Mrs. Tuescher was my feared third grade teacher. She would whack misbehaving children’s hands with a ruler. I was a good girl in third grade unlike first grade when I talked several children in to leaving at recess to go to my home for a party. I got in trouble for that one. Blaine Hilton was a blond haired boy whom I adored in 3rd grade but not as much as his mother’s sugar cookies. She would make them for our class each holiday and they were cleverly shaped and covered with colorful icing. We never had these at home so it was a special treat and sugar cookies remain my favorite.

Darker Memories

A sad thing happened at Adams Elementary when an auto flush toilet swished away my new topaz ring which slipped from my finger when I stood up and triggered the flush. Another time I jumped off of a teeter totter just to see what would happen to the person on the other end. They came crashing down and let me know that was not a kind thing to do.

The biggest deception I can remember is when I was about 8, I wanted an Easter Chick the worst way. They were so cute and fluffy and I knew one would make a perfect pet. My parents said no way and so I schemed up a plan. There was an Easter Egg Hunt at the Ricks College and I went in hopes to get an egg which would have a prize of a chick. Well I found eggs but no chick prize. There were little stickers on the eggs to tell what prize if any one won. I got a sticker and wrote ‘chick’ on it. I then presented it at the King’s Store where the chicks were sold. They didn’t question the tag and gave me a cute chick. I don’t remember if I named it but it grew rapidly and followed me all around the yard like a dog. My father had a mortuary upstairs in the house were we lived. Once there was a Japanese wake upstairs all around the dead body and my chicken wandered in to the middle of the crowd. My father was aghast but the people told him not to worry that it was very good luck and a great omen for the family. I was off the hook. My conscience by then was too much so I saved up the money for the price of the chick and took it back to the Kings Store. My debt paid I don’t think I ever stole or lied again, well not much.
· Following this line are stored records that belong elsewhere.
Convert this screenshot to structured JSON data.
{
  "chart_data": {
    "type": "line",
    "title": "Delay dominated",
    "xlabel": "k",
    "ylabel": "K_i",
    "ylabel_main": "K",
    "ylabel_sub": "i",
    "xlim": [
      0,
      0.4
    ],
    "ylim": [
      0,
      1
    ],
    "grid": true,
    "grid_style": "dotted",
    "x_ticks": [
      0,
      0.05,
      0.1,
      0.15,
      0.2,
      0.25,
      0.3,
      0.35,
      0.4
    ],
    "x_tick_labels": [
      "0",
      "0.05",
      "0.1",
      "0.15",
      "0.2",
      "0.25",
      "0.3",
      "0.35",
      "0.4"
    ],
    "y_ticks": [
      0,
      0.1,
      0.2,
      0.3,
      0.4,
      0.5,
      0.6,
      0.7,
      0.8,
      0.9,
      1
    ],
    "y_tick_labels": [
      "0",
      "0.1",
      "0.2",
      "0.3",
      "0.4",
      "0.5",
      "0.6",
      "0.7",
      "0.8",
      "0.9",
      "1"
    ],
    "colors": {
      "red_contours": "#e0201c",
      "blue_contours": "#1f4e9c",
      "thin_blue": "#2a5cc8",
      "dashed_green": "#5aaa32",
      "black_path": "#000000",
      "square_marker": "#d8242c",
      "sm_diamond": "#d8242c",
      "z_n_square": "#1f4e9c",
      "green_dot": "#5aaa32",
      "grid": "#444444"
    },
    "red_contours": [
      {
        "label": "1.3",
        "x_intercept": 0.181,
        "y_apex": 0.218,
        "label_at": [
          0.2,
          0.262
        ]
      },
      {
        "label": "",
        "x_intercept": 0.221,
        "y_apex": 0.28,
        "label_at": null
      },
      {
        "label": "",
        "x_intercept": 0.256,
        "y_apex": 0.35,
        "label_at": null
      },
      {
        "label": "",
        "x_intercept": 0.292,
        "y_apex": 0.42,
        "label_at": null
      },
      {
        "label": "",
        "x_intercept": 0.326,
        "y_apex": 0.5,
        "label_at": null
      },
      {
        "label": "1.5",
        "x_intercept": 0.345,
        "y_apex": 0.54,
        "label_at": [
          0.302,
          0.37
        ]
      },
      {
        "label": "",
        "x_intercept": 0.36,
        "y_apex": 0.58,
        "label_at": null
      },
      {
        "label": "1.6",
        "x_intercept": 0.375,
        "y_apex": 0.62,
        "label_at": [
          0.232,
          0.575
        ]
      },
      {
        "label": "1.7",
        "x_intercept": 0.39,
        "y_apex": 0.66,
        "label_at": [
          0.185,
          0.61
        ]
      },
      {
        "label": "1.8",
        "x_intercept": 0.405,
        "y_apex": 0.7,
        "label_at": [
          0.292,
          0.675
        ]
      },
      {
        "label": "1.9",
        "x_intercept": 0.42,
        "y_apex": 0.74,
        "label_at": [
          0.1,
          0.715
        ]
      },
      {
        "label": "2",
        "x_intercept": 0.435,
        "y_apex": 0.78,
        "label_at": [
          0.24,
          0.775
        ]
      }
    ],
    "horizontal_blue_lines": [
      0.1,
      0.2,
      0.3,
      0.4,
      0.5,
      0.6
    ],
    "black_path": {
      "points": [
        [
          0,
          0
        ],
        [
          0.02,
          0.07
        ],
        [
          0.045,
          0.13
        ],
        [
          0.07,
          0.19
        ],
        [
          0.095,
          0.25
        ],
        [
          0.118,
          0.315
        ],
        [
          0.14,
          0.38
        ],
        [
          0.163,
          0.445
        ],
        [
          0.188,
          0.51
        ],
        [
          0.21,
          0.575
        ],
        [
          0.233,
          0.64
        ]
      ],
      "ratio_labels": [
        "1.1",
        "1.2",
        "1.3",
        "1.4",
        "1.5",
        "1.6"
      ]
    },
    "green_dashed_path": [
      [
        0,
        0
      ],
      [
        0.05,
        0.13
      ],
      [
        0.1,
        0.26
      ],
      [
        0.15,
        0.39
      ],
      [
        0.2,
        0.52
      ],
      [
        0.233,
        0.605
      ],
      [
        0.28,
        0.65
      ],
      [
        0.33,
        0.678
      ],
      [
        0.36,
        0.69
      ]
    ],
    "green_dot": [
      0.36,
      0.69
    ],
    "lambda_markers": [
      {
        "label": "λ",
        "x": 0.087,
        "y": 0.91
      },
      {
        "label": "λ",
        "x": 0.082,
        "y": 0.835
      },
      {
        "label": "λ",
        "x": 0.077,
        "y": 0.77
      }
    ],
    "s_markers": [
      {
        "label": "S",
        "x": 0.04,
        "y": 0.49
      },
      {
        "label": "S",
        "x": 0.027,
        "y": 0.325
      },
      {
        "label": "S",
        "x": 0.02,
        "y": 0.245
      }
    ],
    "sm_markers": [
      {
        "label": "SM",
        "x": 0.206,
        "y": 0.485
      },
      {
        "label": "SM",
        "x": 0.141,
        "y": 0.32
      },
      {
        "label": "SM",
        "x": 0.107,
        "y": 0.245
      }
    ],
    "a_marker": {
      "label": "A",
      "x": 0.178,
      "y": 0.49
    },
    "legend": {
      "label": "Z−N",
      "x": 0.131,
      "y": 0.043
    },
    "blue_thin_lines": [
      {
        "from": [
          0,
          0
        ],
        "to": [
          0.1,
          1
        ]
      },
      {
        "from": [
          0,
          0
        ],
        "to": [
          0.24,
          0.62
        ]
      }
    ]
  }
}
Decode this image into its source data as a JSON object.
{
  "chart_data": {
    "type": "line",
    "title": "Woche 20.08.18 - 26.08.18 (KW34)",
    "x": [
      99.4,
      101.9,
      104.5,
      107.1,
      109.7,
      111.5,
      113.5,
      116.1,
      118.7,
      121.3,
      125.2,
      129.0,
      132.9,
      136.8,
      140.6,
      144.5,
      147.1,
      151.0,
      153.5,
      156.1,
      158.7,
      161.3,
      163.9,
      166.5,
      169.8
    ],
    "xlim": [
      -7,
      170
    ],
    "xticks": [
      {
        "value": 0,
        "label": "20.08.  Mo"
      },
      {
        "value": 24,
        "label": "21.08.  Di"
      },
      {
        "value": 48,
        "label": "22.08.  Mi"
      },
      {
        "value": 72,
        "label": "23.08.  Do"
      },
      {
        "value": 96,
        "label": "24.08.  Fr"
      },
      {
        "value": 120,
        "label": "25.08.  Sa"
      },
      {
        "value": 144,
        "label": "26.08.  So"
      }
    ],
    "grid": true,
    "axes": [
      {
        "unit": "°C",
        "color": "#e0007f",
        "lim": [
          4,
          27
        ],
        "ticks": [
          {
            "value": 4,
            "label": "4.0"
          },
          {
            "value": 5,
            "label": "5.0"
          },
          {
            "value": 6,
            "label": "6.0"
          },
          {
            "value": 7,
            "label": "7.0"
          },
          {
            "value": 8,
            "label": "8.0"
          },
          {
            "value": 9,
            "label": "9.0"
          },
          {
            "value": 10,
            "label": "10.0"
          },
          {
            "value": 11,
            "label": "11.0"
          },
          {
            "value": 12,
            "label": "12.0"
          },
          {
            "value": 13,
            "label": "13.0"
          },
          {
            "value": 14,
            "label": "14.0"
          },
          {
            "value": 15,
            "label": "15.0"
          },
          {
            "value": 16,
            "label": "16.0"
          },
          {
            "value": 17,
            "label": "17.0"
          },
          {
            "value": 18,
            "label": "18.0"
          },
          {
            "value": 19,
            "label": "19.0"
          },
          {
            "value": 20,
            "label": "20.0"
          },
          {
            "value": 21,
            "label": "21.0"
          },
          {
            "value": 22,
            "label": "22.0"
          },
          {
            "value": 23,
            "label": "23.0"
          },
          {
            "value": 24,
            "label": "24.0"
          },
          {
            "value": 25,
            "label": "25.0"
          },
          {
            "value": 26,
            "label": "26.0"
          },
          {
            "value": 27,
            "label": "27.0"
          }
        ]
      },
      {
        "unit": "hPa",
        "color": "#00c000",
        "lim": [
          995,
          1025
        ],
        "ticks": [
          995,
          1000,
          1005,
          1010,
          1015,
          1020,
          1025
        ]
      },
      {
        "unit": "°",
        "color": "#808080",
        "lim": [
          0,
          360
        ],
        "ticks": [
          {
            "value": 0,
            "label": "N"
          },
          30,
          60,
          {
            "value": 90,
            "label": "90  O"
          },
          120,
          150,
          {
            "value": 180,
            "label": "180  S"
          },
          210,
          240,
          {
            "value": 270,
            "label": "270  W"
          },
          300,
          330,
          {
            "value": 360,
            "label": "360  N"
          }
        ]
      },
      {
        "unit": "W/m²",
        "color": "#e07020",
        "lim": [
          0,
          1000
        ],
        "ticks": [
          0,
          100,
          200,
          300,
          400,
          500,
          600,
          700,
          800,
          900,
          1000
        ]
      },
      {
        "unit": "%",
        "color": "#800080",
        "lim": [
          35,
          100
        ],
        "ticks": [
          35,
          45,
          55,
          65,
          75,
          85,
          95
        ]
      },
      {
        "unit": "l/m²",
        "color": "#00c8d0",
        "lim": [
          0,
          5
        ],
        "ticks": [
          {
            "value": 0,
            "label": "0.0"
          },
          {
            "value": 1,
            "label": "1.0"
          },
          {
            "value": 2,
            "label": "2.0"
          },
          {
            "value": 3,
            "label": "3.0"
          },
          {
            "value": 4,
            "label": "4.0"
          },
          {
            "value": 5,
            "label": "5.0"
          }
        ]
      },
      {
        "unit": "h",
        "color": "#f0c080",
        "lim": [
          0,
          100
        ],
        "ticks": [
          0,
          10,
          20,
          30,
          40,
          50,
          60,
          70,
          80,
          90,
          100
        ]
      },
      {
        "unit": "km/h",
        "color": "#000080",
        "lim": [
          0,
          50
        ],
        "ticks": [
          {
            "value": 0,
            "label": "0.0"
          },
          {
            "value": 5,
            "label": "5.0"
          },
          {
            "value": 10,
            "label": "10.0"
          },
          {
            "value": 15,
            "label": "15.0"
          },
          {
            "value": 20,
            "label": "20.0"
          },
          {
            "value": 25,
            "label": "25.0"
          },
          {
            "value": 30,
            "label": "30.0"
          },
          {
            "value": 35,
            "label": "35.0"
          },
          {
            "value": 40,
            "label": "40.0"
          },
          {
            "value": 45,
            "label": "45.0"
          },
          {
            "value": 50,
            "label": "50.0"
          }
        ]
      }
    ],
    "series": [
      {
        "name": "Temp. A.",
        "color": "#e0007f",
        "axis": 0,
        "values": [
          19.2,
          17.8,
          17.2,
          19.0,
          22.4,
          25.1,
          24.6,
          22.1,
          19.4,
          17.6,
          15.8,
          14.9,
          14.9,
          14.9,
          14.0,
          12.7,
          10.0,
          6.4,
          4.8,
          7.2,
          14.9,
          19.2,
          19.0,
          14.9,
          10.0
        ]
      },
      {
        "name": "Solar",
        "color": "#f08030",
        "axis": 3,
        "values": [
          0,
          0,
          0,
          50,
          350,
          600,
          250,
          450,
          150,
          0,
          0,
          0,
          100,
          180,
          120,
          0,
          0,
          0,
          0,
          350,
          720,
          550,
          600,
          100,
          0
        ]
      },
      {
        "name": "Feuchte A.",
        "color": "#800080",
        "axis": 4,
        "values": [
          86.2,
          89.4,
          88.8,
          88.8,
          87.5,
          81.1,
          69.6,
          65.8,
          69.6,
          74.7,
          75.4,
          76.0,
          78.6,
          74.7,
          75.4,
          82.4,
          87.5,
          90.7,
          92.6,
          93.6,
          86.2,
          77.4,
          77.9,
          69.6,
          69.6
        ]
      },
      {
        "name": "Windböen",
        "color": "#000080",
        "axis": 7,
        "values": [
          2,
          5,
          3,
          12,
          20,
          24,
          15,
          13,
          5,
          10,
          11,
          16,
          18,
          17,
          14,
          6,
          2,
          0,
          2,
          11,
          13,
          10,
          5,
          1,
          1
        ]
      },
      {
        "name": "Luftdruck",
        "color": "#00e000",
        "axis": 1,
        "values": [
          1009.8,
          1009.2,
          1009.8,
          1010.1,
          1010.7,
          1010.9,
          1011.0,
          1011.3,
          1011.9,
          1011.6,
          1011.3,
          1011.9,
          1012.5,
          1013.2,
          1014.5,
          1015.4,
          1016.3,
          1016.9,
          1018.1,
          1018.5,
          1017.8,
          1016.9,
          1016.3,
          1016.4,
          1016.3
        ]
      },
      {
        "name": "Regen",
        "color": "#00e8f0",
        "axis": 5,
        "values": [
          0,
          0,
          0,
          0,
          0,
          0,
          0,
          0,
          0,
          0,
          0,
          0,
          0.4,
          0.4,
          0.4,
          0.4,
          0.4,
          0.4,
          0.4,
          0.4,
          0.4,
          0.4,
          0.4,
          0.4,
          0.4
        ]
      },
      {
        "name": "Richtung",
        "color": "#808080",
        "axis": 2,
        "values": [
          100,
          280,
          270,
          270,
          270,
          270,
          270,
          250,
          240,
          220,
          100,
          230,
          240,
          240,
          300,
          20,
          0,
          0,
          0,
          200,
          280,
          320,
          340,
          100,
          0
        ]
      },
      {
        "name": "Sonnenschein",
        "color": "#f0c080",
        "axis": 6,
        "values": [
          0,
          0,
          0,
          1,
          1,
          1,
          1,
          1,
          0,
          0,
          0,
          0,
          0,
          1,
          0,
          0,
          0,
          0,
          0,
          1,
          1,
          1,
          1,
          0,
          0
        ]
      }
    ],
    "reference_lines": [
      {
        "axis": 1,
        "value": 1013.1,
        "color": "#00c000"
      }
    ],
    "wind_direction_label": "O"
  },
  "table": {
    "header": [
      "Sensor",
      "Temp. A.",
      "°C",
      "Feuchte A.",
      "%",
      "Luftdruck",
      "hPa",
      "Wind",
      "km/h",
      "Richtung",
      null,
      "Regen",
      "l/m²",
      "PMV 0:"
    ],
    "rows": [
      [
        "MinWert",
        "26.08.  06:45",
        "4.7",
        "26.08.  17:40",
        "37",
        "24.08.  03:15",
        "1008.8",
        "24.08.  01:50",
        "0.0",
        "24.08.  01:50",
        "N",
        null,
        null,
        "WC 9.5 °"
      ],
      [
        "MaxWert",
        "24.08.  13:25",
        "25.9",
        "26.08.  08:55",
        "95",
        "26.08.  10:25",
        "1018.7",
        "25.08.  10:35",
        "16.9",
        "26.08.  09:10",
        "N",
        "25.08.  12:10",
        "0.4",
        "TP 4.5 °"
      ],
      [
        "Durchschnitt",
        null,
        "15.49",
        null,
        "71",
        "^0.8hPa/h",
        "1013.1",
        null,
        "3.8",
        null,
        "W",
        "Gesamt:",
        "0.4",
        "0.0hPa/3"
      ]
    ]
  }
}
As I read what I have written here I feel uncomfortable with all the “Is and mes”. I am dismayed by people who always turn the conversation back to themselves. Oh well, this is “My Personal History” and you aren’t being forced to read it although I do have sympathy for you as you could probably be doing something much more useful with your time. Remember though that someday you should write your life’s story for your posterity to know what life was really like way back then.